Recent studies demonstrate a number of potential genetic modifiers of the development of iron overload or liver disease in HFE C282Y homozygotes, including the p.D519G variant of the glycerophosphate O-acyltransferase gene26. Variants in bone morphogenic protein (BMP)-2 may also modify the phenotype of HFE C282Y hemochromatosis and lead to high iron burden27,28,29. Furthermore, heterozygous mutations affecting the BMP6 propeptide have been associated with an inappropriate reduction in hepcidin levels and mild iron overload in some but not all populations30,31. Gene variants of proprotein convertase subtilisin/kexin type 7 and patatin-like phospholipase domain-containing protein 3 also have been proposed as risk factors for liver disease and cirrhosis in subjects homozygous for the HFE C282Y mutation32,33.

The literature has been conflicted regarding the association between HLA status and the prevalence of advanced hepatic fibrosis. Cirrhosis in patients with hemochromatosis was significantly associated with HLA-A3 in some studies21 but not others17. The methodologies which have been used to ascertain advanced hepatic fibrosis or cirrhosis also have varied widely between studies, including imaging (computerised tomography scanning, abdominal ultrasonography or elastography), noninvasive biomarker panels (such as fibrosis-4 [FIB-4] or aspartate aminotransferase-to-platelet ratio index [APRI]) or liver biopsy23. While FIB-4 and APRI are useful noninvasive biochemical tools for identifying those at increased likelihood of advanced hepatic fibrosis34,35, they are not as accurate as liver biopsy in staging the severity of disease35. Our study confirms and extends the recent observations of Barton et al.23 In their study, Barton et al. evaluated 180 HFE C282Y homozygotes for liver fibrosis. Whilst all were able to be assessed using FIB-4 and APRI, only 61 had available liver biopsies for definitive assessment. In comparison, all subjects enrolled into our study were staged for hepatic fibrosis using liver biopsy. Our study demonstrated that HLA status does not have any statistically significant influence on the risk of advanced hepatic fibrosis or cirrhosis in Australian HFE hemochromatosis patients.

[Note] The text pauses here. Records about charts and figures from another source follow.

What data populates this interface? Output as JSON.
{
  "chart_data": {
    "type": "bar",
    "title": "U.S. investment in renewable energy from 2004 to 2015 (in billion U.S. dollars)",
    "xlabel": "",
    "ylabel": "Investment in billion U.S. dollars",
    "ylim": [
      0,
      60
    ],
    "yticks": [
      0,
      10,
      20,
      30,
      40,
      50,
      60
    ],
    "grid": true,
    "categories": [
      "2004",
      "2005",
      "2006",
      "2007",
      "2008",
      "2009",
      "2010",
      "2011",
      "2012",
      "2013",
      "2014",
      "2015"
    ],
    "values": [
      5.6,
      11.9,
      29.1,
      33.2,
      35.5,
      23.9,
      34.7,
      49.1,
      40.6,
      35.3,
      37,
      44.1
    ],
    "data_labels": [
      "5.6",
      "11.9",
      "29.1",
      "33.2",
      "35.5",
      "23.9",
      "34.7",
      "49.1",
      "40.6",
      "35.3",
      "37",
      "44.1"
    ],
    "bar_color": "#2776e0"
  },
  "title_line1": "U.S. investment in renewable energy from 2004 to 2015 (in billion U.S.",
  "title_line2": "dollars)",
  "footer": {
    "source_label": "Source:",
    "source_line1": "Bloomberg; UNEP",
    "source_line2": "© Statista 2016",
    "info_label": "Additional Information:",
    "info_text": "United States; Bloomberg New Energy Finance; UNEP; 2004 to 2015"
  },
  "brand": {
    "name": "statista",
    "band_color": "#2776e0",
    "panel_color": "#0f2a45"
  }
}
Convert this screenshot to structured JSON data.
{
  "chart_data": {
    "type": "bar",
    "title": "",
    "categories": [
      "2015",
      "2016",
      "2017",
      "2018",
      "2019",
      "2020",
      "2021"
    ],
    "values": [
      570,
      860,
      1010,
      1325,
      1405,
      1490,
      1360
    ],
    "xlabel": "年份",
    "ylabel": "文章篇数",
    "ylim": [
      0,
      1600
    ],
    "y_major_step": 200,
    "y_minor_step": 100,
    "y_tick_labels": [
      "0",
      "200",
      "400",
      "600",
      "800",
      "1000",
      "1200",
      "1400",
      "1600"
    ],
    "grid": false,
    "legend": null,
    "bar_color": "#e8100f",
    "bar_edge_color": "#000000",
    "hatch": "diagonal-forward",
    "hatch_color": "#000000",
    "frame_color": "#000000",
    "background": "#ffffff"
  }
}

Potential limitations of our study may include sample size and heterogeneity of data available. Out of a total of 291 C282Y homozygous subjects, 158 were excluded due to absence of HLA typing leaving a residual cohort of 133 subjects for analysis. Nevertheless, the cohort is large for a liver biopsy-validated study on HFE hemochromatosis, well-characterized and contains detailed matching clinical, biochemical and histological information, with no demonstrable difference observed between HLA-A3 or HLA-B7 cohorts for mean age, gender distribution, alcohol consumption, serum iron biochemistry, HIC, and the prevalence of advanced hepatic fibrosis. The results of this study do not exclude the possibility that a locus linked to alleles other than HLA-A3 and HLA-B7 influences the likelihood of advanced hepatic fibrosis. Indeed, the complexity associated with evolutionary history, genetic drift and recombination in populations as they move throughout the world makes it highly likely that genetic and other HLA-related modifiers may be changing over time in C282Y hemochromatosis16,21,36,37.

We conclude that HLA-A3 and HLA-B7 cannot be used as predictive markers of liver biopsy-proven advanced hepatic fibrosis or cirrhosis in HFE C282Y homozygous hemochromatosis.